SCANDINAVIAN-CANADIAN STUDIES/ÉTUDES SCANDINAVES AU CANADA
Vol. 19 (2010) pp.11-11.

Title: “Introduction”

Author: John Tucker
Statement of responsibility:
Marked up by
Martin Holmes
Statement of responsibility:
Editor/Rédacteur
John Tucker University of Victoria
Statement of responsibility:
Book Review Editor/Rédactrice des comptes rendus
Helga Thorson University of Victoria

Marked up to be included in the Scandinavian-Canadian Studies Journal
Source(s): Tucker, John. 2010. Introduction. Scandinavian-Canadian Studies Journal / Études scandinaves au Canada 19: 11-11.
Text classification:
Keywords:
editorial
  • MDH: started markup 26th October 2010
  • MDH: added page numbers from print journal edition 11th April 2012

“Introduction”

John Tucker

This volume of Scandinavian-Canadian Studies/Études scandinaves au Canada, the nineteenth since the journal was founded in 1983, is the first to be dedicated to a single subject—in this case Scandinavian cinema.

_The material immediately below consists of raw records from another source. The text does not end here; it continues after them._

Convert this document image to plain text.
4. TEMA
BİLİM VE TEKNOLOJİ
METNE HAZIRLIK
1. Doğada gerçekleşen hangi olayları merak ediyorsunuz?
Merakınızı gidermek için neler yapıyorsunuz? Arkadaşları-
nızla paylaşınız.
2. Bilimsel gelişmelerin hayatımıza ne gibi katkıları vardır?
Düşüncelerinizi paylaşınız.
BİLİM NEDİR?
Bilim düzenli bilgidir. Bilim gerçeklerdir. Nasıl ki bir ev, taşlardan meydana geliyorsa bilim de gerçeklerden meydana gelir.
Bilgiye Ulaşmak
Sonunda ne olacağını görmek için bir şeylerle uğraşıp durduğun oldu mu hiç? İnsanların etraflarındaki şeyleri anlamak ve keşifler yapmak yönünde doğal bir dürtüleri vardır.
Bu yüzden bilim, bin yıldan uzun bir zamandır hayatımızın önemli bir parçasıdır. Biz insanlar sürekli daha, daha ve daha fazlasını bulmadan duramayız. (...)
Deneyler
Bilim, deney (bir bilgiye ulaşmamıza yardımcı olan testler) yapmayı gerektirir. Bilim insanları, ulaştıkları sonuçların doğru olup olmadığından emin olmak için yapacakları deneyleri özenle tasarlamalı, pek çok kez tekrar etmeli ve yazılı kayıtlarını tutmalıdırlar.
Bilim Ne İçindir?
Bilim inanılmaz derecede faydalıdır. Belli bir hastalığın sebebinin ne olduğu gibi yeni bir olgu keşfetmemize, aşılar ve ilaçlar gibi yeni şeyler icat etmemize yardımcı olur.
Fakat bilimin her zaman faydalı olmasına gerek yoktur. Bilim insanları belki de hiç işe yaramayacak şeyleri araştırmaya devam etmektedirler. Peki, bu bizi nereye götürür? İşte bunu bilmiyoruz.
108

From the beginning the collection was conceived of as both a journal issue and as a free-standing text. Thus it is being issued with both an ISSN number and an ISBN number. Our hope is that this double publication will make the text available to as wide a readership as possible, an effort that will be enhanced by the open access electronic publication that will follow in due course at scancan.net.
The effort to reach a wide readership attests also to a double conviction: on the one hand, that Scandinavian Cinema matters in the world; on the other, that the articles here included will lead to a better and fuller understanding both of the phenomenon as a whole and of many of the important auteurs, films, national traditions of which it is comprised, not to mention its evolution over time. Most the articles included were invited, but authors were left free to explore the topics of their choice rather than being asked to participate in a more systematic exercise. The result is a heterogeneous set of personal essays, each marked by its own style and approach. Yet taken together they offer a surprisingly coherent conspectus—or so we think.
Collections such as this involve a significant amount of work, and not only for editors and our technical support—to whom our thanks. To the many referees who read these and other essays, our debts of gratitude are real. They are also un-repayable, at least by us, though in the great, anonymous economy of scholarship these readers must doubtless be beneficiaries as well donors. Similarly we are indebted to our contributors, who put up with a good deal of editorial interference and in some cases waited longer than they could have wished for their works to appear. We hope that everyone involved will think the final result a worthy requital of their patient efforts.
For those who wonder at the decision to use Scandinavian rather than Nordic in the title of this volume, we can only say that the association that owns the journal, the Association for the Advancement of Scandinavian Studies in Canada, has long struggled with its name. We are not unaware that the word choice could be challenged; we trust that our Finnish and Icelandic colleagues will understand.